As suspeitas foram reveladas pelo portal Metrópoles, que identificou inconsistências em registros de procedimentos realizados em mutirões de castração e microchipagem promovidos em municípios do estado de São Paulo. O programa é executado por ambulatórios veterinários móveis e atua em 17 cidades paulistas.
Segundo a apuração, a CHC firmou contratos com clínicas que já são investigadas pela Polícia Civil do Paraná e pela Polícia Federal (PF), no Rio de Janeiro, o que ampliou a atenção sobre a execução dos serviços.
O levantamento analisou cerca de 500 registros de animais supostamente atendidos nos mutirões do Castra +. Em 439 casos, foram encontrados indícios de que os pets não existiriam ou de que os dados apresentados apresentavam falhas graves. Entre as inconsistências, há cadastros com informações consideradas incompatíveis, como um suposto tutor identificado com o nome de “Samsung A14”.
Em São Paulo, o programa teria recebido R$ 11,7 milhões em recursos de emenda parlamentar destinados pelo deputado federal Bruno Lima. O parlamentar afirmou ao Metrópoles que a responsabilidade pela habilitação e contratação das entidades cabe ao Ministério do Meio Ambiente.
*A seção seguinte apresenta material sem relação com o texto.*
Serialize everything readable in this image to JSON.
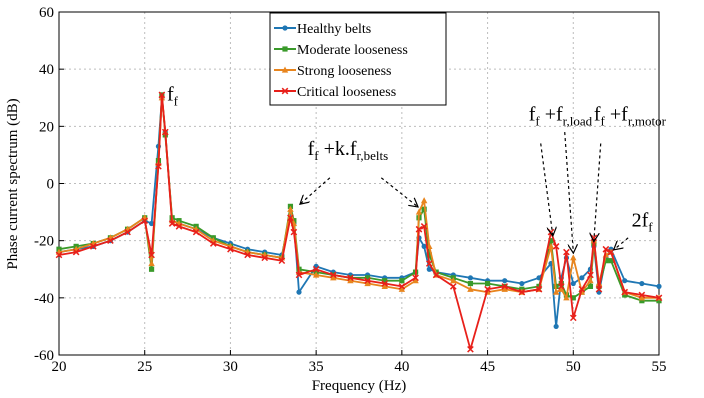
{
  "chart_data": {
    "type": "line",
    "xlabel": "Frequency (Hz)",
    "ylabel": "Phase current spectrum (dB)",
    "xlim": [
      20,
      55
    ],
    "ylim": [
      -60,
      60
    ],
    "xticks": [
      20,
      25,
      30,
      35,
      40,
      45,
      50,
      55
    ],
    "yticks": [
      -60,
      -40,
      -20,
      0,
      20,
      40,
      60
    ],
    "grid": true,
    "legend": "top-center",
    "series": [
      {
        "name": "Healthy belts",
        "color": "#1f77b4",
        "marker": "circle",
        "x": [
          20,
          21,
          22,
          23,
          24,
          25,
          25.4,
          25.8,
          26,
          26.2,
          26.6,
          27,
          28,
          29,
          30,
          31,
          32,
          33,
          33.5,
          33.7,
          34,
          35,
          36,
          37,
          38,
          39,
          40,
          40.8,
          41,
          41.3,
          41.6,
          42,
          43,
          44,
          45,
          46,
          47,
          48,
          48.7,
          49,
          49.3,
          49.6,
          50,
          50.5,
          51,
          51.2,
          51.5,
          51.9,
          52.2,
          53,
          54,
          55
        ],
        "y": [
          -24,
          -23,
          -22,
          -20,
          -17,
          -13,
          -14,
          13,
          30,
          18,
          -13,
          -14,
          -16,
          -19,
          -21,
          -23,
          -24,
          -25,
          -11,
          -14,
          -38,
          -29,
          -31,
          -32,
          -32,
          -33,
          -33,
          -31,
          -19,
          -22,
          -30,
          -31,
          -32,
          -33,
          -34,
          -34,
          -35,
          -33,
          -28,
          -50,
          -33,
          -26,
          -35,
          -33,
          -30,
          -22,
          -38,
          -26,
          -23,
          -34,
          -35,
          -36
        ]
      },
      {
        "name": "Moderate looseness",
        "color": "#3a9a2a",
        "marker": "square",
        "x": [
          20,
          21,
          22,
          23,
          24,
          25,
          25.4,
          25.8,
          26,
          26.2,
          26.6,
          27,
          28,
          29,
          30,
          31,
          32,
          33,
          33.5,
          33.7,
          34,
          35,
          36,
          37,
          38,
          39,
          40,
          40.8,
          41,
          41.3,
          41.6,
          42,
          43,
          44,
          45,
          46,
          47,
          48,
          48.7,
          49,
          49.3,
          49.6,
          50,
          50.5,
          51,
          51.2,
          51.5,
          51.9,
          52.2,
          53,
          54,
          55
        ],
        "y": [
          -23,
          -22,
          -21,
          -19,
          -16,
          -12,
          -30,
          8,
          31,
          17,
          -12,
          -13,
          -15,
          -19,
          -22,
          -24,
          -25,
          -26,
          -8,
          -13,
          -30,
          -31,
          -32,
          -33,
          -33,
          -34,
          -34,
          -31,
          -12,
          -9,
          -25,
          -31,
          -33,
          -35,
          -35,
          -36,
          -37,
          -36,
          -20,
          -36,
          -35,
          -39,
          -40,
          -38,
          -36,
          -21,
          -36,
          -27,
          -27,
          -39,
          -41,
          -41
        ]
      },
      {
        "name": "Strong looseness",
        "color": "#e8851e",
        "marker": "triangle",
        "x": [
          20,
          21,
          22,
          23,
          24,
          25,
          25.4,
          25.8,
          26,
          26.2,
          26.6,
          27,
          28,
          29,
          30,
          31,
          32,
          33,
          33.5,
          33.7,
          34,
          35,
          36,
          37,
          38,
          39,
          40,
          40.8,
          41,
          41.3,
          41.6,
          42,
          43,
          44,
          45,
          46,
          47,
          48,
          48.7,
          49,
          49.3,
          49.6,
          50,
          50.5,
          51,
          51.2,
          51.5,
          51.9,
          52.2,
          53,
          54,
          55
        ],
        "y": [
          -24,
          -23,
          -21,
          -19,
          -16,
          -12,
          -28,
          7,
          30,
          18,
          -13,
          -14,
          -16,
          -20,
          -22,
          -24,
          -25,
          -26,
          -9,
          -14,
          -31,
          -32,
          -33,
          -34,
          -35,
          -36,
          -37,
          -34,
          -10,
          -6,
          -22,
          -32,
          -34,
          -37,
          -38,
          -37,
          -38,
          -37,
          -22,
          -38,
          -37,
          -40,
          -26,
          -38,
          -34,
          -20,
          -35,
          -25,
          -24,
          -38,
          -40,
          -40
        ]
      },
      {
        "name": "Critical looseness",
        "color": "#e8201a",
        "marker": "x",
        "x": [
          20,
          21,
          22,
          23,
          24,
          25,
          25.4,
          25.8,
          26,
          26.2,
          26.6,
          27,
          28,
          29,
          30,
          31,
          32,
          33,
          33.5,
          33.7,
          34,
          35,
          36,
          37,
          38,
          39,
          40,
          40.8,
          41,
          41.3,
          41.6,
          42,
          43,
          44,
          45,
          46,
          47,
          48,
          48.7,
          49,
          49.3,
          49.6,
          50,
          50.5,
          51,
          51.2,
          51.5,
          51.9,
          52.2,
          53,
          54,
          55
        ],
        "y": [
          -25,
          -24,
          -22,
          -20,
          -17,
          -13,
          -25,
          6,
          31,
          18,
          -14,
          -15,
          -17,
          -21,
          -23,
          -25,
          -26,
          -27,
          -12,
          -17,
          -32,
          -30,
          -32,
          -33,
          -34,
          -35,
          -36,
          -33,
          -16,
          -15,
          -28,
          -32,
          -36,
          -58,
          -37,
          -36,
          -38,
          -37,
          -17,
          -22,
          -36,
          -24,
          -47,
          -37,
          -32,
          -19,
          -37,
          -23,
          -24,
          -38,
          -39,
          -40
        ]
      }
    ],
    "annotations": [
      {
        "main": "f",
        "sub": "f",
        "x": 26.3,
        "y": 29
      },
      {
        "main": "f",
        "sub": "f",
        "tail": " +k.f",
        "tail_sub": "r,belts",
        "x": 34.5,
        "y": 10
      },
      {
        "main": "f",
        "sub": "f",
        "tail": " +f",
        "tail_sub": "r,load",
        "x": 47.4,
        "y": 22
      },
      {
        "main": "f",
        "sub": "f",
        "tail": " +f",
        "tail_sub": "r,motor",
        "x": 51.2,
        "y": 22
      },
      {
        "main": "2f",
        "sub": "f",
        "x": 53.4,
        "y": -15
      }
    ]
  }
}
“Minhas ações de castração junto ao Ministério do Meio Ambiente e Mudança do Clima (MMA) tiveram início em 2025. Antes disso a CHC já era cadastrada, conveniada e executava serviços junto ao MMA”, declarou o deputado. Ele também disse não ter conhecimento de eventuais irregularidades ou investigações envolvendo as empresas ligadas ao programa.
Outro caso citado no levantamento envolve o cadastro de um tutor identificado apenas como “Leonardo”, associado à castração de uma cadela chamada “Quiara”. No sistema nacional, o microchip do animal aparece registrado com o nome “Bolsonaro 17”, e o responsável pelo cadastro seria o proprietário da clínica contratada para os procedimentos.
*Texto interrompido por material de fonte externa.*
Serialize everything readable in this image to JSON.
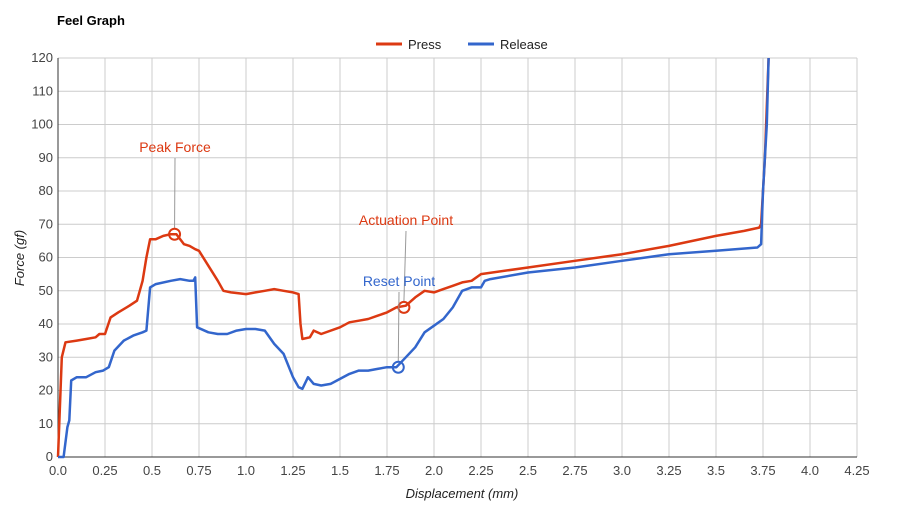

Em resposta, a entidade afirmou que eventuais problemas decorreriam de falhas técnicas e instabilidades no sistema.
“Todas as falhas foram comunicadas ao Ministério do Meio Ambiente e Mudança do Clima, com o registro exato de quando aconteceram. Em razão dessas instabilidades, alguns cadastros precisaram ser realizados depois do atendimento, por isso eventuais ausências de nome completo em parte dos registros”, informou a CHC em nota.
Após a divulgação das informações, o MMA declarou que irá apurar os fatos e formalizar notificação à entidade responsável pelo convênio.
“Em razão das informações recentemente apresentadas, o MMA notificará a entidade executora para que preste esclarecimentos. Somente após a manifestação da entidade e a análise técnica das informações será possível chegar a conclusões sobre os fatos”, disse a pasta.
O ministério também destacou que os repasses dependem da aprovação do plano de trabalho e informou que, até o momento, já foram liberados R$ 5,6 milhões à entidade por meio de emenda impositiva.